Before Billy could get out his “Aw, Ma,” I said, “You said Mr. Palmerston hadn’t driven in two months, but today he picked up his car from the repair shop and went out with it this afternoon. Do you have any idea where he was going?”

“No,” she said slowly. “When they go out, his new wife drives him. They take her car. I’m surprised his needed to be serviced, he used it so rarely.”

Billy opened his mouth and then let it close.

“Do you have any idea where Mrs. Palmerston is now?”

“No.

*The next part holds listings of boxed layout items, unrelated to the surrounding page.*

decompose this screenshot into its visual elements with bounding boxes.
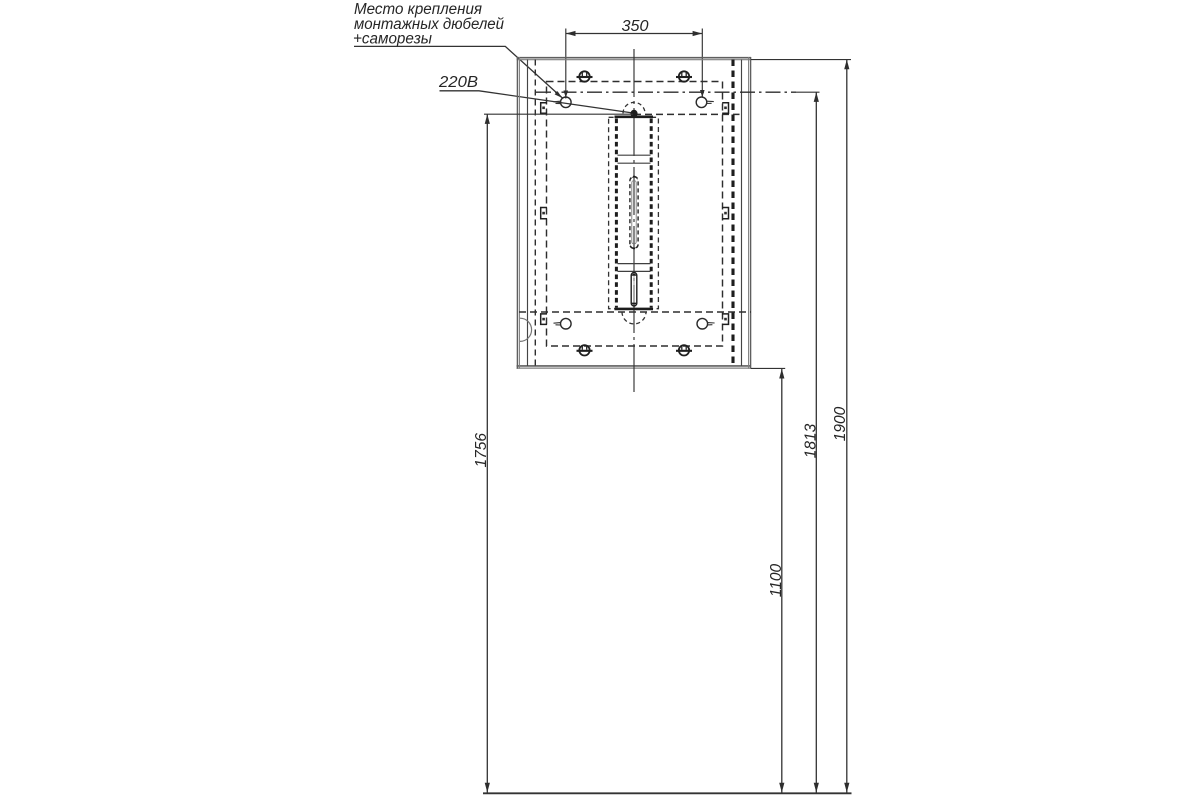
svg-text:350: 350	[622, 18, 649, 35]
svg-text:+саморезы: +саморезы	[353, 31, 433, 48]
svg-text:1100: 1100	[768, 563, 785, 597]
svg-text:1756: 1756	[473, 433, 490, 468]
svg-text:1813: 1813	[803, 423, 820, 458]
svg-text:1900: 1900	[832, 406, 849, 441]
svg-text:220В: 220В	[438, 74, 478, 91]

She doesn’t go out all that much without him.”

Billy squirmed forward on his chair.

“Sit still,” his mother snapped. To me, she said, “They never leave the lights out. We’ve had burglaries. You must know that. Ralph has always been very careful. He has some lovely pieces and it would be a pity to have them stolen.”

I nodded, recalling my similar reaction to their darkened windows. “Mrs. Kershon, I understand that Mr. Palmerston used to be very active in charity work, but has stopped that in the last few years. …” I let the thought hang.

“Since he married Lois,” she said, picking it up.

“Why do you think he changed?”

Mrs. Kershon fingered her soft blond hair. She glanced at Billy as if assessing whether to speak in front of him.

But it was Billy who spoke. “She’s got more important stuff to spend money on than charity.”

“Billy!”

“It’s true, Ma. She’s got a Mercedes. She’s got fur coats. Boy, I sure haven’t seen her putting a quarter in the Free Clinic box.”

Mrs. Kershon started to speak to him again, then caught herself and shrugged. “It’s true, Officer. I don’t know her well—hardly at all, but she doesn’t look … well, she looks like she devotes most of her thoughts to her appearance. You know what I mean.”

I did, but I said, “Can you give me any examples?”

“Examples? She looks like a model. And she’s a lot younger than Ralph.”

Picking up the unspoken inference, I asked, “Do you think she married him for his money?”

“Well, I don’t want to make judgments, I mean, I hardly know the woman, so I really can’t say what her motivations were.”